Si jamais tu as envie de montrer tes photos et de parler du Rwanda pendant des heures, je suis là!
Bye,
Pascale.
Bonjour Annie, une partie de toi est-elle encore en Afrique ? Crois tu que cette violence inouïe qui éclate sans trop prévenir est du à la souffrance endurée, que les victimes d’aujourd’hui seront peu être ceux qui porterons le coup de demain ? C’est drôle moi j’ai l’impression que la souffrance n’a pas beaucoup à y voir, je suis porté à croire que lorsqu’un leader donne du pouvoir, même celui de massacré, il y aura toujours des hommes pour s’en délecter et pour le servir, aujourd’hui il y a l’Afrique, hier il y a eu l’Allemagne et demain ça pourrais être n’ importe où. J’aimerais beaucoup être dans l’erreur tu sais, il me semble que si j’étais anthropologue la connaissance des peuples finirais par tué le peu d’espoir qu’il me reste en l’humanité. Mais bon je travail dans un domaine qui laisse place à la créativité et la poésie me permets d’endigué ma colère. Héhé ! Alors je peu toujours avoir un certain sourire sur l’avenir. En passant celui que tu a sur la photo de ton retour au Québec est radieux.
Cher Makwa,
Peut-être faudrait-il regarder du côté de la souffrance de ceux qui cherchent à prendre ou conserver le pouvoir. Le désir du pouvoir prend parfois racine dans l'insoutenable, une vie de réfugié, une volonté de retrouver sa terre, de ne plus la perdre.

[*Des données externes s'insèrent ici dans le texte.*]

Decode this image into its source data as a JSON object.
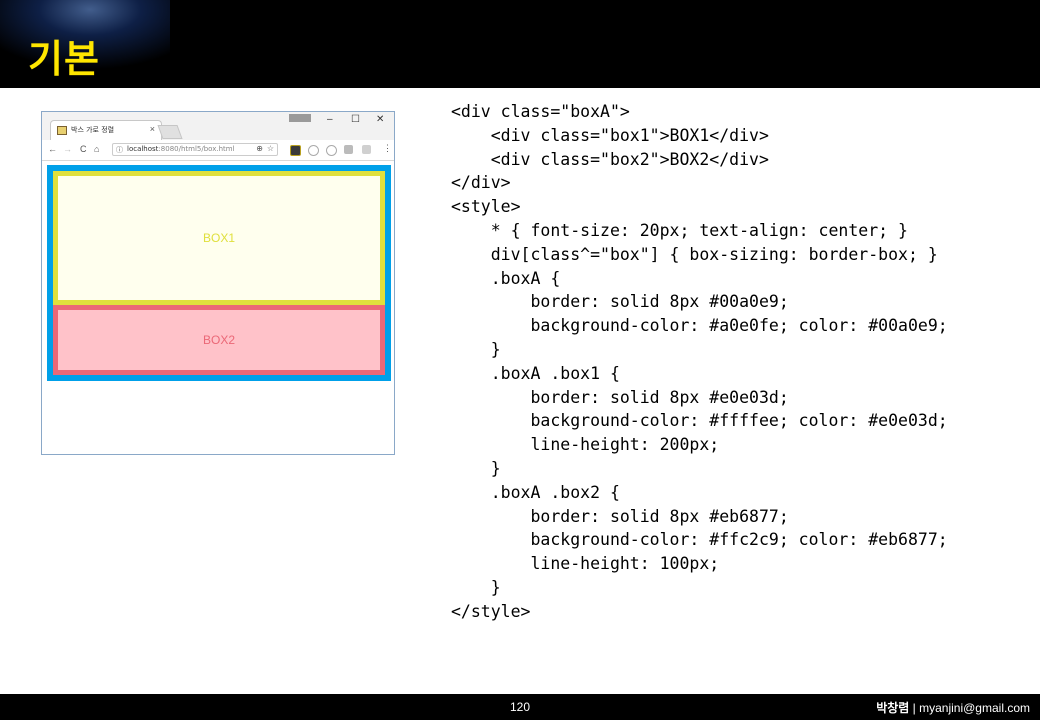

Il y a des êtres sans scrupules qui manipulent la souffrance des autres, qui tirent sur les ficelles ethniques, et au bout du compte, ce sont des égoïsmes déguisés qui triomphent...
Je rentre à la fois enchantée et dégoûtée... enchantée de notre chance de vivre ici, loin des affres de la guerre, encore dotés de notre innocence... et dégoûtée de notre ignorance, de notre réflexe de tout prendre pour acquis... enfin, dégoûtée des grandes puissances qui osent encore s'essuyer les pieds sur le sol africain.
Merci Annie, ta vision équilibre la mienne qui en a grand besoin.